The entry point for all AI interactions.

  • LLM Gateway: Centralized access to various Large Language Models, handling API keys, rate limiting, and routing.
  • MCP Gateway: Manages Model Context Protocol connections, allowing AI agents to safely interact with internal tools and data sources.

2. Model Management

The governance layer for your AI assets.

  • Lifecycle Management: Versioning, deploying, and retiring models.
  • Guardrails: Real-time checks to prevent hallucinations, PII leakage, and inappropriate content.
  • Policies: Enforcing organizational standards for model usage and access control.

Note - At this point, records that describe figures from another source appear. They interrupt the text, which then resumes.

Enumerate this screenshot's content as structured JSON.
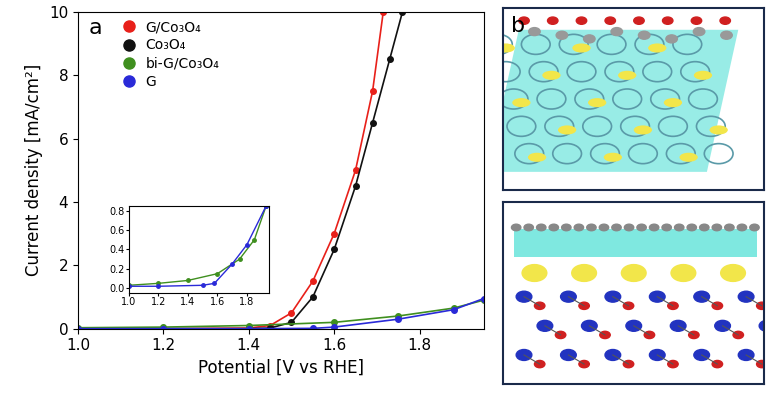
{
  "chart_data": [
    {
      "type": "line",
      "title": "a",
      "x_label": "Potential [V vs RHE]",
      "y_label": "Current density [mA/cm²]",
      "xlim": [
        1.0,
        1.95
      ],
      "ylim": [
        0,
        10
      ],
      "xticks": [
        1.0,
        1.2,
        1.4,
        1.6,
        1.8
      ],
      "yticks": [
        0,
        2,
        4,
        6,
        8,
        10
      ],
      "legend": "upper left",
      "marker": "o",
      "line_style": "solid",
      "series": [
        {
          "name": "G/Co₃O₄",
          "color": "#e8201a",
          "x": [
            1.0,
            1.2,
            1.4,
            1.45,
            1.5,
            1.55,
            1.6,
            1.65,
            1.69,
            1.715
          ],
          "values": [
            0.0,
            0.0,
            0.02,
            0.1,
            0.5,
            1.5,
            3.0,
            5.0,
            7.5,
            10.0
          ]
        },
        {
          "name": "Co₃O₄",
          "color": "#111111",
          "x": [
            1.0,
            1.2,
            1.4,
            1.45,
            1.5,
            1.55,
            1.6,
            1.65,
            1.69,
            1.73,
            1.76
          ],
          "values": [
            0.0,
            0.0,
            0.0,
            0.02,
            0.2,
            1.0,
            2.5,
            4.5,
            6.5,
            8.5,
            10.0
          ]
        },
        {
          "name": "bi-G/Co₃O₄",
          "color": "#3f8f1f",
          "x": [
            1.0,
            1.2,
            1.4,
            1.6,
            1.75,
            1.88,
            1.95
          ],
          "values": [
            0.03,
            0.05,
            0.1,
            0.2,
            0.4,
            0.65,
            0.9
          ]
        },
        {
          "name": "G",
          "color": "#2a2ad8",
          "x": [
            1.0,
            1.2,
            1.4,
            1.55,
            1.6,
            1.75,
            1.88,
            1.95
          ],
          "values": [
            0.0,
            0.0,
            0.0,
            0.01,
            0.05,
            0.3,
            0.6,
            0.95
          ]
        }
      ]
    },
    {
      "type": "line",
      "xlim": [
        1.0,
        1.95
      ],
      "ylim": [
        -0.05,
        0.85
      ],
      "xticks": [
        1.0,
        1.2,
        1.4,
        1.6,
        1.8
      ],
      "yticks": [
        0.0,
        0.2,
        0.4,
        0.6,
        0.8
      ],
      "marker": "o",
      "line_style": "solid",
      "series": [
        {
          "name": "bi-G/Co₃O₄",
          "color": "#3f8f1f",
          "x": [
            1.0,
            1.2,
            1.4,
            1.6,
            1.75,
            1.85,
            1.93
          ],
          "values": [
            0.03,
            0.05,
            0.08,
            0.15,
            0.3,
            0.5,
            0.85
          ]
        },
        {
          "name": "G",
          "color": "#2a2ad8",
          "x": [
            1.0,
            1.2,
            1.5,
            1.58,
            1.7,
            1.8,
            1.93
          ],
          "values": [
            0.02,
            0.02,
            0.03,
            0.05,
            0.25,
            0.45,
            0.85
          ]
        }
      ]
    }
  ],
  "panel_b": {
    "label": "b"
  }
}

3. Agentic AI Frameworks & Foundry Blocks

The building blocks for autonomous behavior.

  • Reusable components ("blocks") to build complex agents.
  • Frameworks that enable planning, reasoning, and multi-agent collaboration.
  • Tool registries for agents to discover and use capabilities.

4. Self-RAG Solutions

A complete system for Retrieval-Augmented Generation.

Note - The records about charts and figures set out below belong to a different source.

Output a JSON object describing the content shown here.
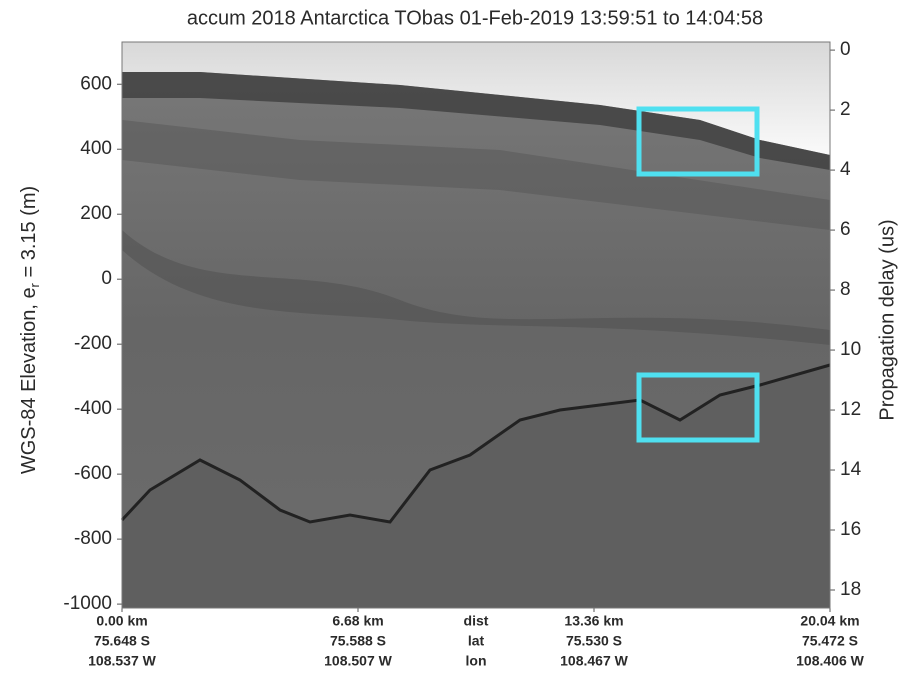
{
  "chart_data": {
    "type": "echogram",
    "title": "accum 2018 Antarctica TObas 01-Feb-2019 13:59:51 to 14:04:58",
    "y_label": {
      "main": "WGS-84 Elevation, e",
      "subscript": "r",
      "rest": " = 3.15 (m)"
    },
    "y2_label": "Propagation delay (us)",
    "ylim": [
      -1012,
      730
    ],
    "yticks": [
      -1000,
      -800,
      -600,
      -400,
      -200,
      0,
      200,
      400,
      600
    ],
    "y2lim": [
      -0.27,
      18.6
    ],
    "y2ticks": [
      0,
      2,
      4,
      6,
      8,
      10,
      12,
      14,
      16,
      18
    ],
    "xlim": [
      0,
      20.04
    ],
    "xticks": [
      {
        "value": 0,
        "label": "0.00 km"
      },
      {
        "value": 6.68,
        "label": "6.68 km"
      },
      {
        "value": 13.36,
        "label": "13.36 km"
      },
      {
        "value": 20.04,
        "label": "20.04 km"
      }
    ],
    "lat_labels": [
      "75.648 S",
      "75.588 S",
      "75.530 S",
      "75.472 S"
    ],
    "lon_labels": [
      "108.537 W",
      "108.507 W",
      "108.467 W",
      "108.406 W"
    ],
    "row_labels": [
      "dist",
      "lat",
      "lon"
    ]
  }
}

  • Data Ingestion: Pipelines to clean, chunk, and embed proprietary data.
  • RAG Search: High-performance vector search combined with semantic reranking to provide the most relevant context to models.
  • Self-Correction: Mechanisms for the system to evaluate its own retrieved context and refine answers.

5. AI Ops Toolchains

Operational excellence for AI workloads.

  • FinOps: Tracking and optimizing token usage and GPU costs.
  • Observability: Tracing chains of thought, monitoring latency, and debugging complex agent interactions.
  • DevOps: CI/CD pipelines specifically designed for prompt engineering and model evaluation.

6. AI Ready Data

The foundation of intelligence.

  • Data Lakes: Centralized repositories for structured and unstructured data.
  • Content Readiness: Ensuring documents and knowledge bases are clean and accessible.
  • API Readiness: Exposing business logic and data via well-documented APIs that agents can easily consume.